Down 1-0 going into the sixth, the Longhorns were neck-and-neck with the Gators. But a four-run sixth, capped off by a three-run home run from Jonathan India, SEC Player of the Year and the fifth pick of the 2018 MLB draft, essentially put all hopes of a Texas upset to bed.
In total, Shugart went for 4.1 innings and allowed five earned runs, four of them in the sixth inning, on five hits and struck out six.
“I felt like I gave up three at-bats right there (in the sixth) the whole time I pitched,” Shugart said. “I felt like I was in my zone, and that was the only inning I was ever out of it.”
Offensively, senior Jake McKenzie and junior Masen Hibbeler held their paces as Texas’ best hitters in the College World Series. Former walk-on McKenzie and junior college transfer Hibbeler went a combined 4-8 on the day. Over the two-game stint in Omaha, the two had a combined average of .375, 100 points higher than the team average.
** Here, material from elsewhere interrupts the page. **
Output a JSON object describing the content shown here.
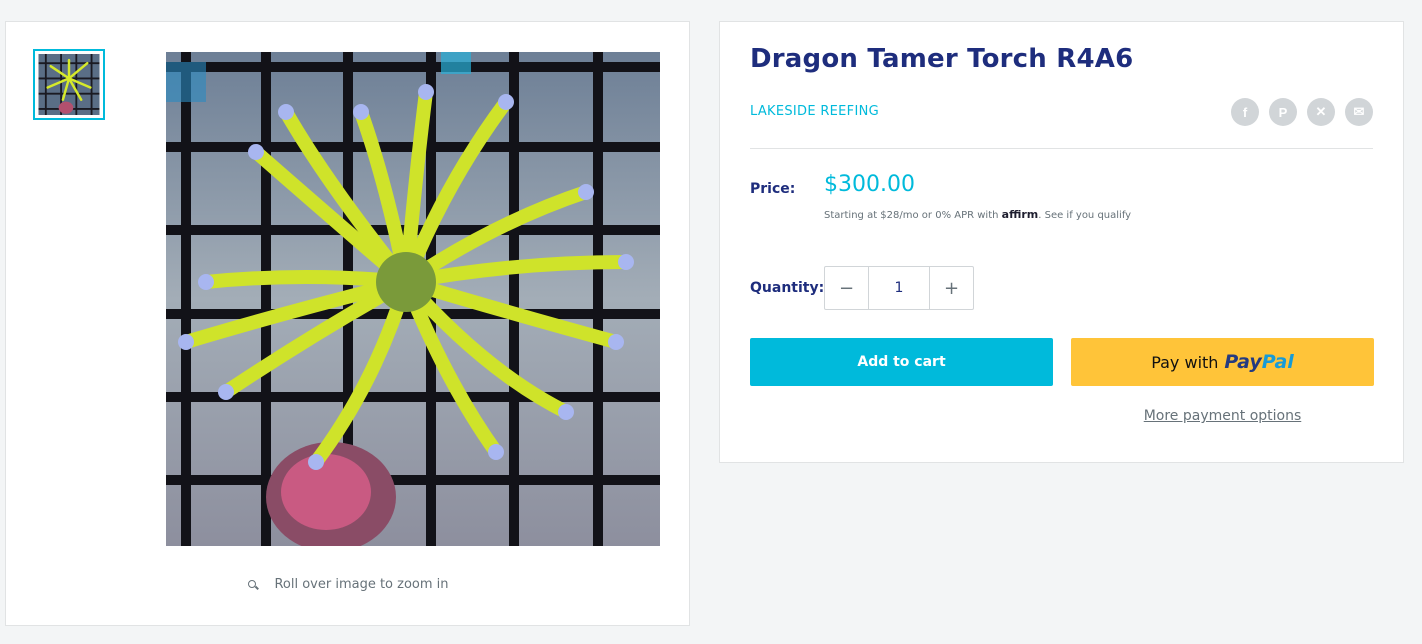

McKenzie, whose college baseball career has come to a close following the loss, had a strong showing at the plate throughout the entire postseason. Texas’ seasonlong No. 9 hitter was moved to the No. 6 spot during the postseason and flourished as a middle-of-the-order hitter. Although he played a large role in the team’s advancing to Omaha, McKenzie made it known the way he played won’t change what he’s going to take away from this team.
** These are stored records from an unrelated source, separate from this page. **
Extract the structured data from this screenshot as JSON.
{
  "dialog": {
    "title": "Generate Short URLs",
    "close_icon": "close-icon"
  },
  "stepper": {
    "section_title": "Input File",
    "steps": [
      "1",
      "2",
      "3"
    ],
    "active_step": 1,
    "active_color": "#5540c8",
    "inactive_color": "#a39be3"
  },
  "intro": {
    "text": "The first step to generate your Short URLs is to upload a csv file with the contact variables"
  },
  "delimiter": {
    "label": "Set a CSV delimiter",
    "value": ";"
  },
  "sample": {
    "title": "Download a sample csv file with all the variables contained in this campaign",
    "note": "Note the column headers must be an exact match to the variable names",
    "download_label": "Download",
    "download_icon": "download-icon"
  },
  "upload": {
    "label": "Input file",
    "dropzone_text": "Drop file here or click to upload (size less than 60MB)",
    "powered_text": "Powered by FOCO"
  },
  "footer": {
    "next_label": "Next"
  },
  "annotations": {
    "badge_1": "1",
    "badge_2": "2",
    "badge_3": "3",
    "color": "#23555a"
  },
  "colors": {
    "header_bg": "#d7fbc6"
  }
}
“I haven’t really looked at my stats all year,” McKenzie said. “Doesn’t make a difference to me. I’m going to remember the guys more than anything.”
Outside of his teammates, McKenzie jokingly added one more thing that he will remember, the one striking outlier this 2018 Texas baseball season will be remembered for.
“I think it’s going to be the year Kody Clemens hit 24 bombs,” McKenzie said.
Texas finished the year with a 42–23 record, an unlikely feat after going 9–9 to start the season. Pierce, whose emotions settled somewhere between pride and sorrow, had nothing but positive things to say about what his team accomplished this year.
“There’s nobody in this room and nobody in the country (who) expected this team to be here,” Pierce said. “And they did a heck of a job from start to finish, from the fall ball into early spring. The things that they had to accomplish to get here (are) incredible.”